The picture haunted me, because I wondered what a similar pose reflecting a commander from our times might look like a century hence. His khaki-green Army uniform was impeccably orderly, the gaze so steely toward the mission. The man posing as Gen. John J. Pershing of Missouri was a backward time traveler. How would the commander of our time appear; would the eyes be so certain?
Many of us get our electric service from the Platte-Clay Electric Cooperative. Thus we get Rural Missouri, a totally excellent magazine distributed statewide to rural electric cooperative members, although the times have changed and many of us live more urban than rural.
Luckily, good stories and photos are timeless.
A fine photo of General Pershing’s stand-in appeared on the cover of Rural Missouri this month because of the Veterans Day holiday on Wednesday. Pershing, the American troop commander in Europe during World War I, was from Missouri. He was not only a West Point graduate but also a career Army man, so certainly he must have trod the grounds at Fort Leavenworth some time during his career and perhaps he passed through Platte County.
Pershing, born in 1860, came of age in the years following the Civil War. He lived to see America help the rest of the free world win World War II.
But I think he’d be startled at how many things that seemed so certain in his day are viewed differently today.
Pershing’s army career began in the 1880s with operations that included actions against Apache Indians in the Southwest. He was in South Dakota during the infamous massacre of Sioux Indians at Wounded Knee. He is credited with helping to deport “renegade” Cree Indians to Canada.
Pershing gained some fame from battling with locals as America colonized the Philippines.
Gen. Pershing would likely be surprised at how today the genocide of Native Americans is no longer celebrated, but rather their heritage is.
But that’s not what haunts me about the re-enactor photo. I’m struck by the simplicity implicit in the pose.

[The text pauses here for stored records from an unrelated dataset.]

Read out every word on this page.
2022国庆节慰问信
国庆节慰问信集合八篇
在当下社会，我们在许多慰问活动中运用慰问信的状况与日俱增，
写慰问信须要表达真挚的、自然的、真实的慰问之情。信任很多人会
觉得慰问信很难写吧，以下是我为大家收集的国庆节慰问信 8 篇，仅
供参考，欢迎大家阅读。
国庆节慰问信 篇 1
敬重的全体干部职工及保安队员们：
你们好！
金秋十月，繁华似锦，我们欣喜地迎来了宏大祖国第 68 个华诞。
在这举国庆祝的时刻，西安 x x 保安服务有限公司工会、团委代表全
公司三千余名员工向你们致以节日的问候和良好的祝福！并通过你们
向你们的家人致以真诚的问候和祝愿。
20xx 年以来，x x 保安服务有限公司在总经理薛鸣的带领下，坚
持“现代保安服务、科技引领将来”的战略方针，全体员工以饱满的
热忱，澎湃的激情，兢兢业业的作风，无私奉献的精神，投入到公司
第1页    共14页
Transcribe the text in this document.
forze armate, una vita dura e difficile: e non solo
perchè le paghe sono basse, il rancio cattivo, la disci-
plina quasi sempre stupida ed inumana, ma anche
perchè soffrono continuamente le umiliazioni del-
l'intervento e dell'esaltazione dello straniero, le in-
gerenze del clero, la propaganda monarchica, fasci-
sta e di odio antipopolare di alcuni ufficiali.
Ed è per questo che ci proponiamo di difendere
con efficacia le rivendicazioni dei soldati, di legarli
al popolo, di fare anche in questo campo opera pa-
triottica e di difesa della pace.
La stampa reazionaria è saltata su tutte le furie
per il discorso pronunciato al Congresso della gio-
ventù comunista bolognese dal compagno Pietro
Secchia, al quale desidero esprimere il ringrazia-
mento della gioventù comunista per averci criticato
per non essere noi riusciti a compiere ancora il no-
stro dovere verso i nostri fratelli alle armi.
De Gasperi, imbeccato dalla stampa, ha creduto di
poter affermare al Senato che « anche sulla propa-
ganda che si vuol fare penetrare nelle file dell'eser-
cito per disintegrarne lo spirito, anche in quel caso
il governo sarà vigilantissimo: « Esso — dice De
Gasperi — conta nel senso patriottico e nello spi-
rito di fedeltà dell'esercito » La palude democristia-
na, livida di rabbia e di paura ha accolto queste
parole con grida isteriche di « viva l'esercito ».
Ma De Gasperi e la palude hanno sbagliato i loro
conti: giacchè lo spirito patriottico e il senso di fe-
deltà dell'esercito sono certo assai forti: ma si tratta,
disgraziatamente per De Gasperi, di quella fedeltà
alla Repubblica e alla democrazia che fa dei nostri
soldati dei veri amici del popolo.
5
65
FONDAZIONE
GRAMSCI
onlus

The pose looks like the man is gazing at men with rifles, tanks, machine guns and barbed wire — your standard warfare wares for a century.
The veterans of our current times may seem very different when time’s passing has earned them a place as nostalgia on a magazine cover. The wars and the fronts they are fought on are not as clear now.
Uniforms are not uniform. Roles and duties are more complex. The phrase, “a man in uniform,” echoes from my childhood. Children of today will think of women in uniform as well as men. Moms say difficult goodbyes to children for overseas postings, just like the men.
A sharp shooting eye may not be the most important skill on the front lines now. Hand-eye coordination for rapid-fire use of a laptop computer, or a cell phone, or a tablet, may be more critical in some combat situations in today’s conflicts.
We probably have Armed Forces people living in Platte County today who are vital via Fort Leavenworth and their day jobs there to men and women serving in harm’s way around the globe. They will have successes, and they will have mistakes and defeats.
For many, their minds will be heavy years from now when they’re asked to stand up and be honored in a Veteran’s Day ceremony at a high school gymnasium, on a courthouse square or in a military cemetery.
We honor veterans because the world can be a harsh, unforgiving and conflicted place, but they have served to preserve peaceful places for us to live in a prosperous fashion. Pershing, like all generals, was a product of his times. May our view to Veterans Day always be forward as well as backward, with the goal of peace as a constant amid an otherwise ever-changing world.